The distinction is the point of this gate: missing = never built (a scope miss), not-applied = built but not live/correct at runtime (a wiring miss). Both block "done"; report them separately so the fix is obvious. Conformance is only PASS when every AC-N is met and every specced surface exists — a single missing or not-applied item makes the overall verdict FAIL.
Step 5 — Report
Update the roadmap. If this feature is on the roadmap (docs/roadmap/) and the verdict is PASS, tick its Verify it box. Leave Test it and the done status to /test and /sync. On FAIL, tick nothing and report the gaps. On a PASS, point to /test <feature> next, and advise /clear before moving to a new feature (the ADR and verify.md hold the state, so a fresh session loses nothing and stays cheap).
## /verify complete
**Ran**: <how the app was started: command or url>
**Scope**: <N> behaviors checked
**Spec**: ADR NNNN <feature> · checklist from verify.md | ADR ## Requirements (omit this line when no governing ADR)
**Verified** ✅:
- <behavior>: <what you observed (e.g. "all 3 tiers render; CTA opens /checkout")>
**Failed** ❌:
- <behavior>: <what went wrong + exact error/screenshot path> → run /debug
**Blocked** ⚠️:
- <behavior>: <what's needed to verify it (seed data, credentials, env)>
**Spec conformance**: PASS | FAIL (this whole block only when a spec contract was loaded)

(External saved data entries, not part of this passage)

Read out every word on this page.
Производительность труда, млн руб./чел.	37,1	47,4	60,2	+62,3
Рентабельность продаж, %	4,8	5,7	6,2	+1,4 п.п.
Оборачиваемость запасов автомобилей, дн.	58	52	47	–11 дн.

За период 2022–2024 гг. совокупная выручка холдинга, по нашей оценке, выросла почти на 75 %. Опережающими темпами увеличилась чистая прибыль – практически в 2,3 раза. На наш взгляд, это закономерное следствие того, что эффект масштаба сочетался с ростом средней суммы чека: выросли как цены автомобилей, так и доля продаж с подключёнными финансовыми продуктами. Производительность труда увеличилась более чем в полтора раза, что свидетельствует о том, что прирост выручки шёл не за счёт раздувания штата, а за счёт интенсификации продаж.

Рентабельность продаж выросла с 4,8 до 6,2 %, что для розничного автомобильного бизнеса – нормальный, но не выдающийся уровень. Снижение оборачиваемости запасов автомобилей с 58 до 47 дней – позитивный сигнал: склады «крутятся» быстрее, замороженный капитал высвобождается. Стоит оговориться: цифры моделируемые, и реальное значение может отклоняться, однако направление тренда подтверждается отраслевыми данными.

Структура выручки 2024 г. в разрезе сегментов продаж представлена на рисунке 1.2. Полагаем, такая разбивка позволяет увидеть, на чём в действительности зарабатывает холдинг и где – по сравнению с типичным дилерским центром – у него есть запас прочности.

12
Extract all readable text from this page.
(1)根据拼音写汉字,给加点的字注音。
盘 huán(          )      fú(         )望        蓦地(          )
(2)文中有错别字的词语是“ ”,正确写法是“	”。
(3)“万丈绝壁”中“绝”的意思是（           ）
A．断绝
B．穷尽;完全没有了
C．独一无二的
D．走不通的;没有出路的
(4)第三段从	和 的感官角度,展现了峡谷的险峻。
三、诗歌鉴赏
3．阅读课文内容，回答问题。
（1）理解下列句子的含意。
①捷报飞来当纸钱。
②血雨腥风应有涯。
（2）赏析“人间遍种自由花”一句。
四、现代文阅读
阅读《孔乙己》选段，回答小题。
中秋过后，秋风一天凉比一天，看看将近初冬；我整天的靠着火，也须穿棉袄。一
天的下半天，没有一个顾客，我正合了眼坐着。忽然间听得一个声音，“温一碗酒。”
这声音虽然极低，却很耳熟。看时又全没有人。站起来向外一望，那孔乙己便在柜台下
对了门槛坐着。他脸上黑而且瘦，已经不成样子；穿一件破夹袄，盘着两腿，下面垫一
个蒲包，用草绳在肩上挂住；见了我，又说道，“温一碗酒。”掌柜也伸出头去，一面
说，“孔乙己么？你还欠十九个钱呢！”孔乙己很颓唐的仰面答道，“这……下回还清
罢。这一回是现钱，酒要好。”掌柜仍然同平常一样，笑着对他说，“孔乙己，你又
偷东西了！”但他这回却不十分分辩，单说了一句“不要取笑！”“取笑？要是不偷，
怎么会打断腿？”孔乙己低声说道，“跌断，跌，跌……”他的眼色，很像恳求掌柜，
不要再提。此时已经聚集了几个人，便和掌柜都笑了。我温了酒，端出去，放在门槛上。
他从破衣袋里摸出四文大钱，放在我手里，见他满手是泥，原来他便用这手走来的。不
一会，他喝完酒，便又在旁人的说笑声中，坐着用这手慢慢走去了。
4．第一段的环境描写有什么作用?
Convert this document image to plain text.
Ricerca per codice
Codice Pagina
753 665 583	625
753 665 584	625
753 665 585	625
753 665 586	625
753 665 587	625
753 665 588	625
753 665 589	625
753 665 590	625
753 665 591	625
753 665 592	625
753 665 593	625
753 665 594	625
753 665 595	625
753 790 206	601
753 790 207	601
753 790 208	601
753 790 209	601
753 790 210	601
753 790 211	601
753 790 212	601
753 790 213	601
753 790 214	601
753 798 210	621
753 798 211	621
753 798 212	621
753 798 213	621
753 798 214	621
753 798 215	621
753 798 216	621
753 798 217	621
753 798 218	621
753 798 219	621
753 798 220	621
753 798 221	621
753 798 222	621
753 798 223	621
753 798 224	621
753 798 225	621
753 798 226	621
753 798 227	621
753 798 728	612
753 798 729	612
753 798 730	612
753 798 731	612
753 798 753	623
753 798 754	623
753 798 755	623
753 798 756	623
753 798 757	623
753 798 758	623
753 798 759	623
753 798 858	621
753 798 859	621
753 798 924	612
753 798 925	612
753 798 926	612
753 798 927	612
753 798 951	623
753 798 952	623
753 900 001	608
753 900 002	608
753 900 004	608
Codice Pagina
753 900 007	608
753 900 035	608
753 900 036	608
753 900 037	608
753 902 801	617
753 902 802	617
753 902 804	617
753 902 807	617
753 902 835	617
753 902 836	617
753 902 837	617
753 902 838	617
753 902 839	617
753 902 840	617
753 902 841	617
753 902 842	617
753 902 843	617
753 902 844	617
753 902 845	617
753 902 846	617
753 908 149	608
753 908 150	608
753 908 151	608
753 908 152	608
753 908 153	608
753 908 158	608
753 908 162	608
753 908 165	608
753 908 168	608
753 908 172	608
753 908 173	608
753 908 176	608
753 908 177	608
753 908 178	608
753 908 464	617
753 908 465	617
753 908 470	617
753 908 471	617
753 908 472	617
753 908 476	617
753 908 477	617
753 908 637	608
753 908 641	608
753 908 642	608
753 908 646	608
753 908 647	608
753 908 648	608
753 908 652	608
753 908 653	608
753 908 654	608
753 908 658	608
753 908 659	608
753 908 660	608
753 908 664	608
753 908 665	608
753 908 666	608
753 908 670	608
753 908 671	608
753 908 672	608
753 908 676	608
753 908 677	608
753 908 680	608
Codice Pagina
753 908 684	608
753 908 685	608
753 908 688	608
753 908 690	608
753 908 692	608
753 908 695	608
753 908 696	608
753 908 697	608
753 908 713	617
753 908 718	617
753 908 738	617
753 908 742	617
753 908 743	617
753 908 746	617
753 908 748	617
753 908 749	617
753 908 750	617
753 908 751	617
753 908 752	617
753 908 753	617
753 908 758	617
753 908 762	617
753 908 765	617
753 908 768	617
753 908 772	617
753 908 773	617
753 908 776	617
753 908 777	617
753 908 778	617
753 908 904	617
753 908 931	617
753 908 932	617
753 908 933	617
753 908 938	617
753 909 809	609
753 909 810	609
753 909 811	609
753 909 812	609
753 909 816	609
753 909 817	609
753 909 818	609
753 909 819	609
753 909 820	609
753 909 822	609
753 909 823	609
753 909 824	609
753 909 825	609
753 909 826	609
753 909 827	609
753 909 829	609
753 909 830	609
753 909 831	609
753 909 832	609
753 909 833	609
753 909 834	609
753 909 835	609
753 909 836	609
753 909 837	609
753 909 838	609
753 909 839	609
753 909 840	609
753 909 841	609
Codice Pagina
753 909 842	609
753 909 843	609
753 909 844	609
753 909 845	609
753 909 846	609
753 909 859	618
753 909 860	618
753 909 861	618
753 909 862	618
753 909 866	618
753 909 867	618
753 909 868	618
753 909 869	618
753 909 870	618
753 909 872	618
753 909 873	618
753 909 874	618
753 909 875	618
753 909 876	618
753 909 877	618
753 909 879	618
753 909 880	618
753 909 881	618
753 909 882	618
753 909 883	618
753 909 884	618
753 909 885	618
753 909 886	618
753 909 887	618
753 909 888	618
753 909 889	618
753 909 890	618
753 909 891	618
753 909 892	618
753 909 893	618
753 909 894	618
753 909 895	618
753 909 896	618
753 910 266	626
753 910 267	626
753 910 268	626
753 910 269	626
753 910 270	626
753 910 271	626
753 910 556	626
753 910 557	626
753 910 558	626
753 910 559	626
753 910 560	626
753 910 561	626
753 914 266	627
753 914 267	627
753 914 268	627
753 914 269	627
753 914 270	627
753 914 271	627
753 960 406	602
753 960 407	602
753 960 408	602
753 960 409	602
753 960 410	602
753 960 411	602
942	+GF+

- AC-1 ✅ met: <what confirmed it>
- AC-2 ✅ met: <what confirmed it>
- AC-3 🚫 specced-but-missing: <ADR specs it, no implementation> → build it before done
- AC-4 ⚠️ specced-but-not-applied: <built but runtime check fails, e.g. migration not run> → <fix>
**Missed surfaces** 🚫 (specced in ADR, not built):
- <page / route / table>: <where it was expected> → build before done
**Not applied** ⚠️ (built but not live/correct at runtime):
- <surface / criterion>: <the runtime failure, e.g. "migration committed, column absent from live schema"> → <apply/fix>
**What /test should lock in**:
- <the behaviors above, as permanent assertions>
**For /review or /harden**:
- <anything that worked but looked fragile: slow response, console warning, missing empty state>
Drop the Spec conformance / Missed surfaces / Not applied sections when there was no governing ADR — they only apply to a spec contract. Keep the sections but write "none" when a contract was loaded and every item is met.
Clean up any process you started. /verify confirms reality; it doesn't fix or assert — it points to /debug for failures, to /develop to build a missing or un-applied surface, and to /test to make the passing behaviors permanent. A FAIL conformance verdict means the feature is not done, even if every test is green.